On Thu, 14 May 2020, Tao Zhang wrote:

Hi,
FFmpeg supports multiple outputs created out of the same input in the
same process like
ffmpeg -i input -filter_complex '[0:v]yadif,split=3[out1][out2][out3]' \
       -map '[out1]' -s 1280x720 -acodec … -vcodec … output1 \
       -map '[out2]' -s 640x480  -acodec … -vcodec … output2 \
       -map '[out3]' -s 320x240  -acodec … -vcodec … output3
In ffmpeg.c, multiple outputs are processed sequentially like
for (i = 0; i < nb_output_streams; i++)
   encoding one frame;

As below wiki noted, the slowest encoder will slow down the whole
process. Some encoders (like libx264) perform their encoding "threaded
and in the background", but x264_encoder_encode still cost some time.
And it is noticeable when multiple x264_encoder_encodes run in the same thread.
https://trac.ffmpeg.org/wiki/Creating%20multiple%20outputs

For API users, they can use separate thread for multiple encoding in
their own code. But is there any way to rescue command line users?

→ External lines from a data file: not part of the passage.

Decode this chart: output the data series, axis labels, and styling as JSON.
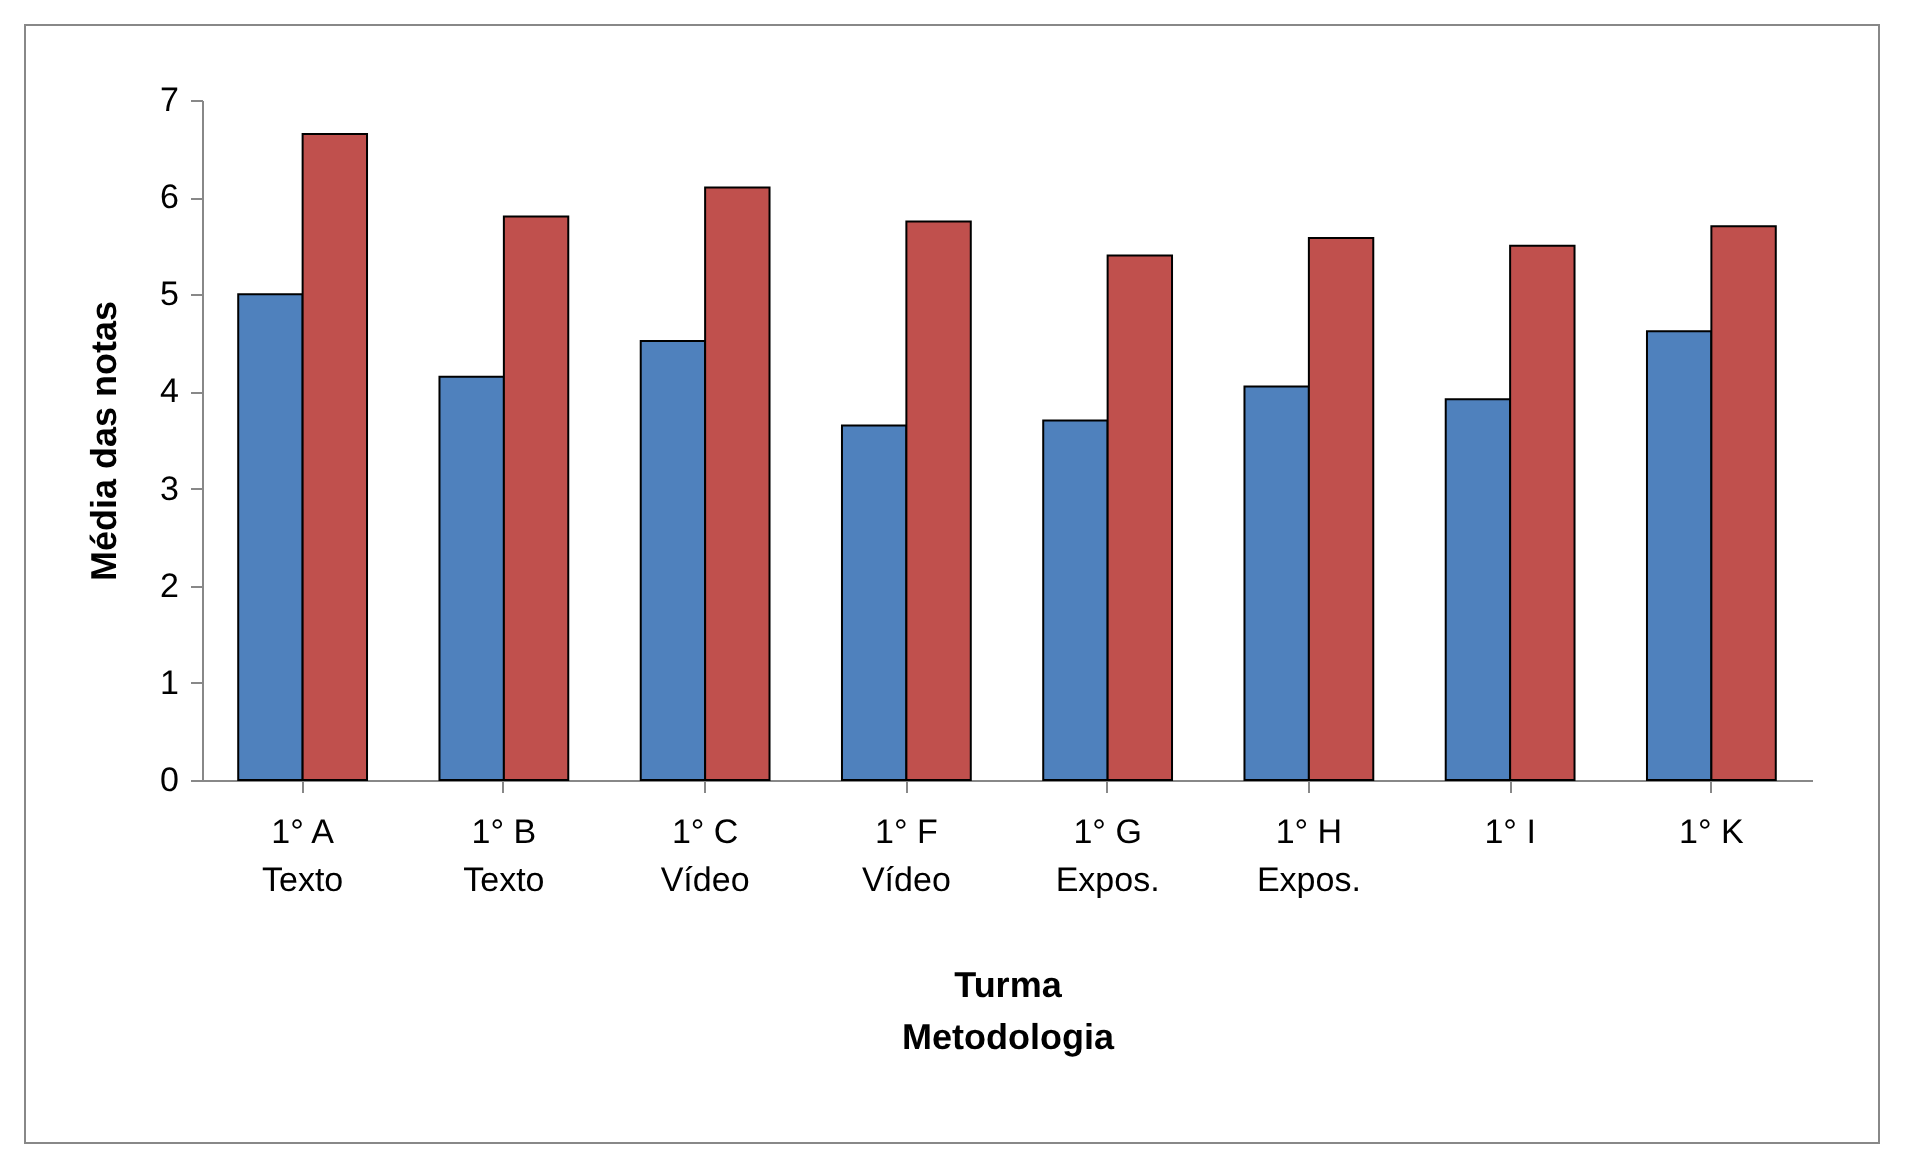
{
  "chart_data": {
    "type": "bar",
    "xlabel": "Turma\nMetodologia",
    "ylabel": "Média das notas",
    "categories": [
      "1° A\nTexto",
      "1° B\nTexto",
      "1° C\nVídeo",
      "1° F\nVídeo",
      "1° G\nExpos.",
      "1° H\nExpos.",
      "1° I",
      "1° K"
    ],
    "series": [
      {
        "color": "#4f81bd",
        "values": [
          5.0,
          4.15,
          4.52,
          3.65,
          3.7,
          4.05,
          3.92,
          4.62
        ]
      },
      {
        "color": "#c0504d",
        "values": [
          6.65,
          5.8,
          6.1,
          5.75,
          5.4,
          5.58,
          5.5,
          5.7
        ]
      }
    ],
    "ylim": [
      0,
      7
    ],
    "yticks": [
      0,
      1,
      2,
      3,
      4,
      5,
      6,
      7
    ],
    "grid": false,
    "legend": false
  }
}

I am not sure I understand what you want. Processing will still be limited to the slowest encoder, because input processing will still be driven by the slowest encoder, even if the encoders run in separate threads.

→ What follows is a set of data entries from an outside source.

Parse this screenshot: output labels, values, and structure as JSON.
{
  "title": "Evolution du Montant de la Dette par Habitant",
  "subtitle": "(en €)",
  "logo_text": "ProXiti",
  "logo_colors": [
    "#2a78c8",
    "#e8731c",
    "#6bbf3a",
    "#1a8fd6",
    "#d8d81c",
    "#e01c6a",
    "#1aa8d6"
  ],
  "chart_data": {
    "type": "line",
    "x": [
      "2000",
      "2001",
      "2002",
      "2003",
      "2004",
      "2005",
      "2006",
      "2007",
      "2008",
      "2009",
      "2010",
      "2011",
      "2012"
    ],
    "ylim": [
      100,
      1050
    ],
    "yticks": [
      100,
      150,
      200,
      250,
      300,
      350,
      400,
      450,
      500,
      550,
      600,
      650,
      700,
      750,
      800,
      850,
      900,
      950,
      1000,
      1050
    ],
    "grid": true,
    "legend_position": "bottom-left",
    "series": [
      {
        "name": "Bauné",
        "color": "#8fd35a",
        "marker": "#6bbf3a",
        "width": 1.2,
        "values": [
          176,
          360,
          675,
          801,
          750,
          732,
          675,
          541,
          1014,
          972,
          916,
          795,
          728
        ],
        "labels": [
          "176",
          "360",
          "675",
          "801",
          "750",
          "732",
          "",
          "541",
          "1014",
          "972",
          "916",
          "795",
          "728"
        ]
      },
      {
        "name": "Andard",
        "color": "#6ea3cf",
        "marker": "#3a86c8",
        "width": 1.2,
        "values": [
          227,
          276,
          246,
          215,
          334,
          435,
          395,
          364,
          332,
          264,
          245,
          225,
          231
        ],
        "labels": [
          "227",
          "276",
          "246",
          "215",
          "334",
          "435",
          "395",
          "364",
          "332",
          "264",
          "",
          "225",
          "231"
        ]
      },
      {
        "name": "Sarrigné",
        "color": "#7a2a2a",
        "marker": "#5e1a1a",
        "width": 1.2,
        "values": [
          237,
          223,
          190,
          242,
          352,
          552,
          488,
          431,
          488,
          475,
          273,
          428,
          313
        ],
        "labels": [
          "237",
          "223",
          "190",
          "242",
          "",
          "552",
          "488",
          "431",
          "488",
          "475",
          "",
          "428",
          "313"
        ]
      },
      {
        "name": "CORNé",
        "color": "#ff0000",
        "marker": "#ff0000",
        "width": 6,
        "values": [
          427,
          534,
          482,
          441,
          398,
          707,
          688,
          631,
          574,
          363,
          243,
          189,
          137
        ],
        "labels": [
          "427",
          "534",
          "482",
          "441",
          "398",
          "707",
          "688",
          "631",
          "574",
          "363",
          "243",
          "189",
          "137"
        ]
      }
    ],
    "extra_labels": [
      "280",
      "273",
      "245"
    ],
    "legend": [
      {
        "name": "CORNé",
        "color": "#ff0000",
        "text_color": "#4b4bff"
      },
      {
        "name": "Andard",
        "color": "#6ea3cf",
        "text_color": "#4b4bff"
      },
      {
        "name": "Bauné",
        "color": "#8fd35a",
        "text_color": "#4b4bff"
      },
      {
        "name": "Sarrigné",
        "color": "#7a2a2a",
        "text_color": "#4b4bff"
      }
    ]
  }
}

Buffering encoder input frames is not an option, because input frames are uncompressed, therefore huge. So if you want the faster x264 encoder to finish faster, you have to drive it from a different input, ultimately you should run 3 separate encode processes and accept that decoding and yadif processing happens in all 3 cases separately causing some overhead.